Calgary's Chinese community speaks out against 'racism and xenophobia' over coronavirus
CALGARY -- More than 200 people have died from the Wuhan novel coronavirus and thousands have been infected so far in the outbreak, but Chinese-Canadian Calgarians are concerned about rhetoric that is "demonizing" their community.
The Calgary Chinese Community Service Association (CCCSA) released a statement Friday voicing their anxiety.
"We are concerned about racism and xenophobia that may be creeping into the dialogue here in Calgary around the novel coronavirus epidemic centred in Wuhan province, China," said Dr. Thomas Cheuk and Norman Poon, co-chairs of the CCCSA, in the statement.
"We urge Calgarians to remain calm and not direct misplaced concern towards Chinese-Canadian Calgarians."
No cases of the illness have been confirmed in Calgary or Alberta, but the outbreak of the coronavirus has already had an impact on businesses in Calgary's Chinatown district.

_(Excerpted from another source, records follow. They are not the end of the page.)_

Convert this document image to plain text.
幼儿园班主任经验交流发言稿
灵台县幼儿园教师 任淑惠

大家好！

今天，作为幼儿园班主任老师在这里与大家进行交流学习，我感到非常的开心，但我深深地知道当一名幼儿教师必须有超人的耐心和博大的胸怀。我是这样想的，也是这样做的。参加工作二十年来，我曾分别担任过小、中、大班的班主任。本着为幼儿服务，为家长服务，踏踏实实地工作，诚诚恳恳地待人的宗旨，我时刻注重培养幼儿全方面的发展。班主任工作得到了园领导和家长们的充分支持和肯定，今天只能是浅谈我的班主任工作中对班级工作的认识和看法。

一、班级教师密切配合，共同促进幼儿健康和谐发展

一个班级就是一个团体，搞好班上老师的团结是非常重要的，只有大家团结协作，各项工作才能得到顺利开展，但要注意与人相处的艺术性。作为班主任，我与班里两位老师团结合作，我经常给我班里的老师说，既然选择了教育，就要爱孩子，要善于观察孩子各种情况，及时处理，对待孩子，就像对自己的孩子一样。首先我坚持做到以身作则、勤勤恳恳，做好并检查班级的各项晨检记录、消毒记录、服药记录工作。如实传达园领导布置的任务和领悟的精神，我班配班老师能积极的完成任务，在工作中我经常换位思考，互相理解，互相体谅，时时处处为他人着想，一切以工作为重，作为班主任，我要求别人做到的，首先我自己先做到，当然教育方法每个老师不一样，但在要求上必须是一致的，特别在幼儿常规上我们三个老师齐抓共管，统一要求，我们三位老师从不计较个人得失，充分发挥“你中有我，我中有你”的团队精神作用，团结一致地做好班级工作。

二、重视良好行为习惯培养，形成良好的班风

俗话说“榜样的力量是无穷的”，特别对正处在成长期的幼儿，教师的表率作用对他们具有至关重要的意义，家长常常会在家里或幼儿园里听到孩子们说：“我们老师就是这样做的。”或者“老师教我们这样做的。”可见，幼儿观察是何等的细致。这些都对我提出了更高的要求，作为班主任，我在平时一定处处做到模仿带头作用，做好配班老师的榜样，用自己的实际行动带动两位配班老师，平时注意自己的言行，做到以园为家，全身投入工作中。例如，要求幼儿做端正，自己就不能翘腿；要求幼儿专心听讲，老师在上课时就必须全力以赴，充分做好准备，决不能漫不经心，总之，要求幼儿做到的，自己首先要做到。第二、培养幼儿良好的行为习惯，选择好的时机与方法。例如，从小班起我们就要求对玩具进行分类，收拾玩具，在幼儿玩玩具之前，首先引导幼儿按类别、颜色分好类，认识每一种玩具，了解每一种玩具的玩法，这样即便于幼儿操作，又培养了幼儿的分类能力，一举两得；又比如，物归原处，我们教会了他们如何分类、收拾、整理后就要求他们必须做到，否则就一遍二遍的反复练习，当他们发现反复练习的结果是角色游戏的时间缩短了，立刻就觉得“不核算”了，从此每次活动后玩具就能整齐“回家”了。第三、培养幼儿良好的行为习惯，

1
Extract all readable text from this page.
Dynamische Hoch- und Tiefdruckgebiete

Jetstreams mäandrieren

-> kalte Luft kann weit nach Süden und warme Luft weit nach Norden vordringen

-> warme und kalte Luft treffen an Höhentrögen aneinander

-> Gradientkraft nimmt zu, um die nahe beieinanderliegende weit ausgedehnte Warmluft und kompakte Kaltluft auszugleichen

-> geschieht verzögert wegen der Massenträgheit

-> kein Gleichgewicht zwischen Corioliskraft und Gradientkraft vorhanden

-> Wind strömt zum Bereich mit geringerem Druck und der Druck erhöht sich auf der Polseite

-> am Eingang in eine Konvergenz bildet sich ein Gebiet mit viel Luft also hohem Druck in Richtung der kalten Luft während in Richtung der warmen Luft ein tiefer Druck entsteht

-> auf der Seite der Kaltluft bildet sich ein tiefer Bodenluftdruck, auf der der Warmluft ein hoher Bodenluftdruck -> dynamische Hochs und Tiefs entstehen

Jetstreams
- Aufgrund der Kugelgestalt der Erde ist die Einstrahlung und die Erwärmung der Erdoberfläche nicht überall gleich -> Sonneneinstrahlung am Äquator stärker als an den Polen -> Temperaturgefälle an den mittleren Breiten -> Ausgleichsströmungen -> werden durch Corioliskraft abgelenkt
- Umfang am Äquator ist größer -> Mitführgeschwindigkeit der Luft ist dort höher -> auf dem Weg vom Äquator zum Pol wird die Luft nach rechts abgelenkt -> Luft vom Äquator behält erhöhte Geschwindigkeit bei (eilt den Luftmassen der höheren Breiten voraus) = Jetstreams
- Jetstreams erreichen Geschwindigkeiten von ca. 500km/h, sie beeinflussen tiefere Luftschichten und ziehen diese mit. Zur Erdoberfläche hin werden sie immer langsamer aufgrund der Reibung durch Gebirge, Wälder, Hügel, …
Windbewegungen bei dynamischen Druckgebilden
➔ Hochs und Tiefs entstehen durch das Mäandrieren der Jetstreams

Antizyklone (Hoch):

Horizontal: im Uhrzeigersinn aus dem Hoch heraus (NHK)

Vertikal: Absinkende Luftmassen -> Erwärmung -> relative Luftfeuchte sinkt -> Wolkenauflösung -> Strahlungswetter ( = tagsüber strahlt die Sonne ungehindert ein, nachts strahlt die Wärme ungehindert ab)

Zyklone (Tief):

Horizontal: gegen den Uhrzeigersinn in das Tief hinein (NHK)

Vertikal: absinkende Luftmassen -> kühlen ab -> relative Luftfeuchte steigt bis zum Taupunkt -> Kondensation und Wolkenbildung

Chinese New Year celebrations in different areas of the province have also been affected by the scare.
The CCCSA also says they've had a couple of incidents at their programs where people have expressed concern about participants who are Chinese or from Wuhan province, but it says those worries are unfounded.
"Of course, simply because someone is of Chinese ethnicity or has emigrated originally from Wuhan does not mean they are at any more risk of being infected with the novel coronavirus," said David Khan, interim executive director of the CCCSA.
Ontario petition aimed at Chinese students
Khan adds there has been particular concern over a petition that was being circulated in a region in southern Ontario.
Parents of students who attend a number of schools in York Region, north of Toronto, formed the petition in late January in order to push administrators to make changes in response to the outbreak. Among the demands was a rule to force students and their families who had recently visited any city in China to share those details so parents could decide whether or not to keep their children at home.
It also asked the school board to send a message to those families, asking them to self-quarantine for a minimum of 17 days.
Khan says there is no reason at all for children to be excluded from school and adds other online petitions, such as this one from change.org, are more "reasonable and thoughtful."
However, he says any Calgarians who want to know more about the novel coronavirus should really contact AHS directly.
"I urge people to call Health Link (811) or their doctor if they're feeling sick and have recently travelled where the novel coronavirus is known to be circulating," he says.
"Let's remain calm and follow direction from Alberta Health Services, our provincial government and Health Canada."
Alberta's chief Medical Officer of Health, Dr. Deena Hinshaw activated Level 2 of Alberta's emergency response protocols on Friday in response to the WHO's declaration that the coronavirus was a public health emergency.
"This isn’t a measure we’re taking because the risk has changed," Hinshaw told the media. "There's a lot of attention on this – we need to make sure our communication is coordinated."
So far, 18 Albertans have been tested for coronavirus and all came back negative.
Premier Jason Kenney announced he would be making a statement in support of local Chinese businesses in Calgary at 6 p.m.